Hi Petr,

to clarify a bit:

pylearn2 specifically comes with a script to convert a model trained
on a GPU into a version that runs on the CPU. This doesn't work very
well though and the documentation points that out too. According to
the dev commens that is down to how Theano, the framework pylearn2 is
based on, handles its shared variables und the CUDA variables need to
be converted to Theano tensor variables.

Just wanted to advise caution that this process working flawlessly
isn't necessarily given in every NN lib. If Caffe does this well, then
David shouldn't have any problem of course and this warning doesn't
apply here.

-Michael

On Wed, Mar 2, 2016 at 8:57 AM, Petr Baudis <pa...@ucw.cz> wrote:
> On Tue, Mar 01, 2016 at 02:51:03PM -0800, David Fotland wrote:
>> > Also, if you are training on a GPU you can probably avoid a lot of
>> > hassle if you expect to run it on a GPU as well.

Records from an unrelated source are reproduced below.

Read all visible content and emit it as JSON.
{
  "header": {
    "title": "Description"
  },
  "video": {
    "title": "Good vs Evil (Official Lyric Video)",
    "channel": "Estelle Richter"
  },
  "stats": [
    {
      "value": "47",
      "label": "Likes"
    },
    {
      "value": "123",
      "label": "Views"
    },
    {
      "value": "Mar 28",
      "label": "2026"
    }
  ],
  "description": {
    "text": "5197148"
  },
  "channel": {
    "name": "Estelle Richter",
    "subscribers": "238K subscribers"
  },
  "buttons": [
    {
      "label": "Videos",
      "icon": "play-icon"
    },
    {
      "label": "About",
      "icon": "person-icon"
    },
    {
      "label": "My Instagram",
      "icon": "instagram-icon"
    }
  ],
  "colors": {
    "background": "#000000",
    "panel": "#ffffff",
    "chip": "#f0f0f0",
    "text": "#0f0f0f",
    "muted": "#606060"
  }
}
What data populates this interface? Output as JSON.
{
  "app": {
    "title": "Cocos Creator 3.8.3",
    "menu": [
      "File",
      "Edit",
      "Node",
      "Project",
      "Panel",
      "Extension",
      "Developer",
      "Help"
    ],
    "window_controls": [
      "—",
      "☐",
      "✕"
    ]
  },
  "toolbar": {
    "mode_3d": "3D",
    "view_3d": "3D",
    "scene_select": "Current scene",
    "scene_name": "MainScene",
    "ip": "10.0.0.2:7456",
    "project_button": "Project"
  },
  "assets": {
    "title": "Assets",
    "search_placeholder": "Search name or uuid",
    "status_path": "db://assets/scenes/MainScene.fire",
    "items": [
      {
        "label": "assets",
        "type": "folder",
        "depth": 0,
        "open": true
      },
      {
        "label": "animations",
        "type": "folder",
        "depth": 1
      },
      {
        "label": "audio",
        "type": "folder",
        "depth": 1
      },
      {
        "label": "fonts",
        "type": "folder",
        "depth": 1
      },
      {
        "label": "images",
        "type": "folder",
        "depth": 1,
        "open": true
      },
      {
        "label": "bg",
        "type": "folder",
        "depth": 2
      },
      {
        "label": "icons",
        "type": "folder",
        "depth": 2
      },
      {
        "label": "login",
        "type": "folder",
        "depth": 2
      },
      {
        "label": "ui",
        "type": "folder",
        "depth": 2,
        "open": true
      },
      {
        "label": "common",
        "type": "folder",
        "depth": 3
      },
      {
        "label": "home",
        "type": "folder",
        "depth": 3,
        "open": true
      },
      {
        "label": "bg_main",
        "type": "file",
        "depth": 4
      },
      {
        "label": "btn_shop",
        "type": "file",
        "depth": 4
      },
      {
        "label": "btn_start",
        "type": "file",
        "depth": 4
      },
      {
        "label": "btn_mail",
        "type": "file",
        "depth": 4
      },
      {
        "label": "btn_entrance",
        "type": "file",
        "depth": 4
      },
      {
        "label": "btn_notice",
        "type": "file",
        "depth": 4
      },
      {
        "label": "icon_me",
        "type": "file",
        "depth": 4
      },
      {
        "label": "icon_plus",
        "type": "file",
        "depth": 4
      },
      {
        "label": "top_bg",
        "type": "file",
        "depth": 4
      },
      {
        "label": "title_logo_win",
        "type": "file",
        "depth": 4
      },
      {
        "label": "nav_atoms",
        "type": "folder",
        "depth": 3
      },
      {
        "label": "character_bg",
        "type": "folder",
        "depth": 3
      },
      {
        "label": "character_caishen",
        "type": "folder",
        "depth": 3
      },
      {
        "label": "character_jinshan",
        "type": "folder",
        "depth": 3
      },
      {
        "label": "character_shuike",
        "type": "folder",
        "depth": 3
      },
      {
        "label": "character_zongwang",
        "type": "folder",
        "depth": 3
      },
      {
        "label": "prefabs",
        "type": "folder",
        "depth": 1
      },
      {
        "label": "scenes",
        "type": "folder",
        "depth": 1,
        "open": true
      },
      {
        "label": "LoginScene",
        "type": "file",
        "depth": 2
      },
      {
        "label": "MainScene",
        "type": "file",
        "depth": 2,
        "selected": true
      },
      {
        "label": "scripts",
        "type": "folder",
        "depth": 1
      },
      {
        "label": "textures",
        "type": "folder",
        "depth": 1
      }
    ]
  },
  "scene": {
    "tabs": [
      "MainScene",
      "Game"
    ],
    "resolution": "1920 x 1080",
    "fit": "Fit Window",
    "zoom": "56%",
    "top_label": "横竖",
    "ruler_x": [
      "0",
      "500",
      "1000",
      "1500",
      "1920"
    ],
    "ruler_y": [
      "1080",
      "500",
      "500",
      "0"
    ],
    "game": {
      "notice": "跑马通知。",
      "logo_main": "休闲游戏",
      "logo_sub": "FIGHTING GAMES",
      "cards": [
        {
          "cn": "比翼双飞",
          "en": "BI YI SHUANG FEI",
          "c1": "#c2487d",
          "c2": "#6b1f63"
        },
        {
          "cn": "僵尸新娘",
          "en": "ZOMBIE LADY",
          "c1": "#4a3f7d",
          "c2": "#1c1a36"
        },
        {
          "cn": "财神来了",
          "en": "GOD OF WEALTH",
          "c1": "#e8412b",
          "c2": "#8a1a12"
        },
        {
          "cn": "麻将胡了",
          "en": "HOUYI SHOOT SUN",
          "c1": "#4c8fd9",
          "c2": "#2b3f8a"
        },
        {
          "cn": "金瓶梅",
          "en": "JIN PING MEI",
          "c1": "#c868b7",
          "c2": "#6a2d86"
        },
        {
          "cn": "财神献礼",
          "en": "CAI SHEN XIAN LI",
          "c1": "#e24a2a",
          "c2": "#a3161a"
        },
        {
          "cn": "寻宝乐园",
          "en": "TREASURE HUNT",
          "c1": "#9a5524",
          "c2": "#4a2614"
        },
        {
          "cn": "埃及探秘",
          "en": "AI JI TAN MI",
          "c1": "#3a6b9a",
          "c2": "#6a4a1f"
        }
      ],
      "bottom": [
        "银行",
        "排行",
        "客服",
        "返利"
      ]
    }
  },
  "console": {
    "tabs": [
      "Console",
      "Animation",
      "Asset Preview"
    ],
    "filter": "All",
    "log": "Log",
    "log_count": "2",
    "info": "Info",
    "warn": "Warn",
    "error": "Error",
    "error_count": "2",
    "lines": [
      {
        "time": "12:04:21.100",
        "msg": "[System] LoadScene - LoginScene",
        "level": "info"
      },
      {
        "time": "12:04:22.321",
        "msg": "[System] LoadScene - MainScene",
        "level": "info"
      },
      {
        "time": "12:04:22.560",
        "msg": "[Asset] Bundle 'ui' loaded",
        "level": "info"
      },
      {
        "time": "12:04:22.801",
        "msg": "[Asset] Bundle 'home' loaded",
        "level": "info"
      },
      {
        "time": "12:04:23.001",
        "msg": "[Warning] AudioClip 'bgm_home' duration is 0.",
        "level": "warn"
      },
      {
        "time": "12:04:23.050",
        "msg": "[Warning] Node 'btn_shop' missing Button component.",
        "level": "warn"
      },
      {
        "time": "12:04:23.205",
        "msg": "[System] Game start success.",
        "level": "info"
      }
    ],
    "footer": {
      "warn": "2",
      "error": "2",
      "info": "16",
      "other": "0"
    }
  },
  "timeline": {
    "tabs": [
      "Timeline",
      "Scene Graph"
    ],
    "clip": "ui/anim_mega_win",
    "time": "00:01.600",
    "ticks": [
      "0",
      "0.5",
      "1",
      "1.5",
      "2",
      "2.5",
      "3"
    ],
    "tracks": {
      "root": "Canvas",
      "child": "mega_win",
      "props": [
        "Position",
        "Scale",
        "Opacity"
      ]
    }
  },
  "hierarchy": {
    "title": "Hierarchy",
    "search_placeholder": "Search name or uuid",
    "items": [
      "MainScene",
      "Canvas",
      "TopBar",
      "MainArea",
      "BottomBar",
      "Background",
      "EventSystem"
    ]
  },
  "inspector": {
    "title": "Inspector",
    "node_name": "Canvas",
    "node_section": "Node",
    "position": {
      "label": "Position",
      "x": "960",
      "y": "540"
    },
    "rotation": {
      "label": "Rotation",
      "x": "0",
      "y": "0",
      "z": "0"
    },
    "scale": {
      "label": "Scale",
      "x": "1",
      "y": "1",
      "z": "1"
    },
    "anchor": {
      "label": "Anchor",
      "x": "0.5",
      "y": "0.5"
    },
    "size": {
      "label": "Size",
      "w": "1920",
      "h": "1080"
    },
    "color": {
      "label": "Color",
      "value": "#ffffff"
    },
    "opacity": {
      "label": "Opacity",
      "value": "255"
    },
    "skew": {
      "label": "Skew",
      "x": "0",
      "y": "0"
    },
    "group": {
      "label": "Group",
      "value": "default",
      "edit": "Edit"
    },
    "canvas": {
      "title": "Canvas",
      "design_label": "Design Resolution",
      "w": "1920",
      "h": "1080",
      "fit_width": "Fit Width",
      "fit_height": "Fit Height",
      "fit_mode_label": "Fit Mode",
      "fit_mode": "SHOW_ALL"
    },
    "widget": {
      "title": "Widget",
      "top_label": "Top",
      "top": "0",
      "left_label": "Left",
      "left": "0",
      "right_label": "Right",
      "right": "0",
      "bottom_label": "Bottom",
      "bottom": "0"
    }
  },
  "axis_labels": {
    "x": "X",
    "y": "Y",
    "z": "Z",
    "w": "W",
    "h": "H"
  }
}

I don't know how other
>> > NN implementations handle it, but the GPU-to-CPU conversion script that
>> > comes with the Theano-based pylearn2 kit doesn't work very reliably.
>> I'll keep it in mind.  I'm using caffe, which has a compile-time flag, so 
>> I'm not sure it will work with GPU enabled on a machine without a GPU.
>
> I'm not sure about Michael's specific problem, but in my experience,
> there is no trouble at all transferring stuff between CPU and GPU - your
> model is, after all, just the weight matrices.  In Caffe, you should
> be able to switch between GPU and CPU completely freely.